We searched the Cochrane Stroke Group Trials Register (last searched 30 March 2006), the Cochrane Central Register of Controlled Trials (CENTRAL) (The Cochrane Library Issue 4, 2005), MEDLINE (1966 to November 2005), EMBASE (1980 to November 2005), CINAHL (1983 to November 2005), PsycINFO (1974 to November 2005) and First Search (1966 to November 2005). We scanned reference lists for relevant articles and contacted equipment manufacturers and distributors.

Selection criteria: 

Randomised and quasi-randomised studies comparing EMG-BFB with control for motor function recovery in stroke patients.
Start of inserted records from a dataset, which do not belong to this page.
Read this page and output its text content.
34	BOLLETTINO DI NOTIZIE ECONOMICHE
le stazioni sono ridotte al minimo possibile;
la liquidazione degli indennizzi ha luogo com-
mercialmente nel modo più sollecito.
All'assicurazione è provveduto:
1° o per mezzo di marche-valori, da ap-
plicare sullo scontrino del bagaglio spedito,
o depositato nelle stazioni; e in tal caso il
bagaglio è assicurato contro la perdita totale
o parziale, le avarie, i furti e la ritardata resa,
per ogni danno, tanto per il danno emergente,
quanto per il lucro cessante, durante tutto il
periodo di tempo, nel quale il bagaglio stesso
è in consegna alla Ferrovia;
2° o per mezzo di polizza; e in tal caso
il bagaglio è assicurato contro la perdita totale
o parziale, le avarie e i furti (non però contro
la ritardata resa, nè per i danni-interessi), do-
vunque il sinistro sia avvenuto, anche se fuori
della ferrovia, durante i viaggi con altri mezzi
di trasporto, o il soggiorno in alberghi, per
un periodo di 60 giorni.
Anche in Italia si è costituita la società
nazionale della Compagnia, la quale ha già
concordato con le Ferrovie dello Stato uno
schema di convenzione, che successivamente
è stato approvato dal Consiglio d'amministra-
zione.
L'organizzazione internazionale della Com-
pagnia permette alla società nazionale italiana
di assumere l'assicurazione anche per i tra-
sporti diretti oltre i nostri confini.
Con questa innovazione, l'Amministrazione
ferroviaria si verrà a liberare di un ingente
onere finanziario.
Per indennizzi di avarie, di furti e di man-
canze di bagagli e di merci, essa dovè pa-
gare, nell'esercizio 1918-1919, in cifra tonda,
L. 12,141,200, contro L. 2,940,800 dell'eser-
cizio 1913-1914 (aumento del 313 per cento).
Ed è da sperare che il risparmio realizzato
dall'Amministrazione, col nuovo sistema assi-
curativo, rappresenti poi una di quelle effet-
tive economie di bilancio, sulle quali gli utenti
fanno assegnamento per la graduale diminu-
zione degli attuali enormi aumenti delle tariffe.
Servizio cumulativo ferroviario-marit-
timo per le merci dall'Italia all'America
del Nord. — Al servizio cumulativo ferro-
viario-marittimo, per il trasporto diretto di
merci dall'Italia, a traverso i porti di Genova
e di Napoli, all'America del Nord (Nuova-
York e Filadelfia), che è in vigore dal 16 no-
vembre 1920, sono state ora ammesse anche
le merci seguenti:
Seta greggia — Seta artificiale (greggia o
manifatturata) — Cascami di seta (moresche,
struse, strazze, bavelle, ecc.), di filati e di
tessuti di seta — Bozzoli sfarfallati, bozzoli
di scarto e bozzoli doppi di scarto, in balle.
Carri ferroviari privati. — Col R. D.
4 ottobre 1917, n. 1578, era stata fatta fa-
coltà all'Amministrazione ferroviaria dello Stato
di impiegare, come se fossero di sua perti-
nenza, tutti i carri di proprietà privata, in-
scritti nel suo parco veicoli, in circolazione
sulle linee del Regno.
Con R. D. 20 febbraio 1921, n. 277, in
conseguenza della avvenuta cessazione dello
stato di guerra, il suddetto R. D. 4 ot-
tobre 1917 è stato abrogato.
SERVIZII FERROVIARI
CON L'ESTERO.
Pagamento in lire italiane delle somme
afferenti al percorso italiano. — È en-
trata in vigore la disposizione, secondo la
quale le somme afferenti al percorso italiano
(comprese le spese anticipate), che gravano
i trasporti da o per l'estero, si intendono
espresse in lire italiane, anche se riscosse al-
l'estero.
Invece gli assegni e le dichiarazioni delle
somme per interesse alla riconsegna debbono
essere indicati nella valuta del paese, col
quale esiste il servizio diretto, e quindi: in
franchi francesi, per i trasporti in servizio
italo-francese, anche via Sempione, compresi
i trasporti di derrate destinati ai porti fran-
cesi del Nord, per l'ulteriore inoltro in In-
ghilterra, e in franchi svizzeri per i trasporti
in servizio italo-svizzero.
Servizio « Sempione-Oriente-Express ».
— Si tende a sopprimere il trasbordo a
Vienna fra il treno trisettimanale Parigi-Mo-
Data collection and analysis: 

Two review authors independently assessed trial quality and extracted data. Where possible we contacted study authors for further information. Any reported adverse effects were noted.

Main results: 

Thirteen trials involving 269 people were included. All trials compared EMG-BFB plus standard physiotherapy to standard physiotherapy either alone or with sham EMG-BFB. Only one study used a motor strength assessment scale for evaluation of patients, which indicated benefit from EMG-BFB (WMD 1.09, 95% CI 0.48 to 1.70). EMG-BFB did not have a significant benefit in improving range of motion (ROM) through the ankle (SMD 0.05, 95% CI -0.36 to 0.46), knee or wrist joints. However, one trial suggested a benefit in ROM at the shoulder (SMD 0.88, 95% CI 0.07 to 1.70). Change in stride length or gait speed was not improved by EMG-BFB. Two studies used different assessment scores to quantify gait quality. One of these suggested a beneficial effect of EMG-BFB (SMD 0.90, 95% CI 0.01 to 1.78). Most of the studies examining functional outcomes used different assessment scales, which made meta-analysis impossible. Two studies that used the same scale did show a beneficial effect (SMD 0.69, 95% CI 0.15 to 1.23).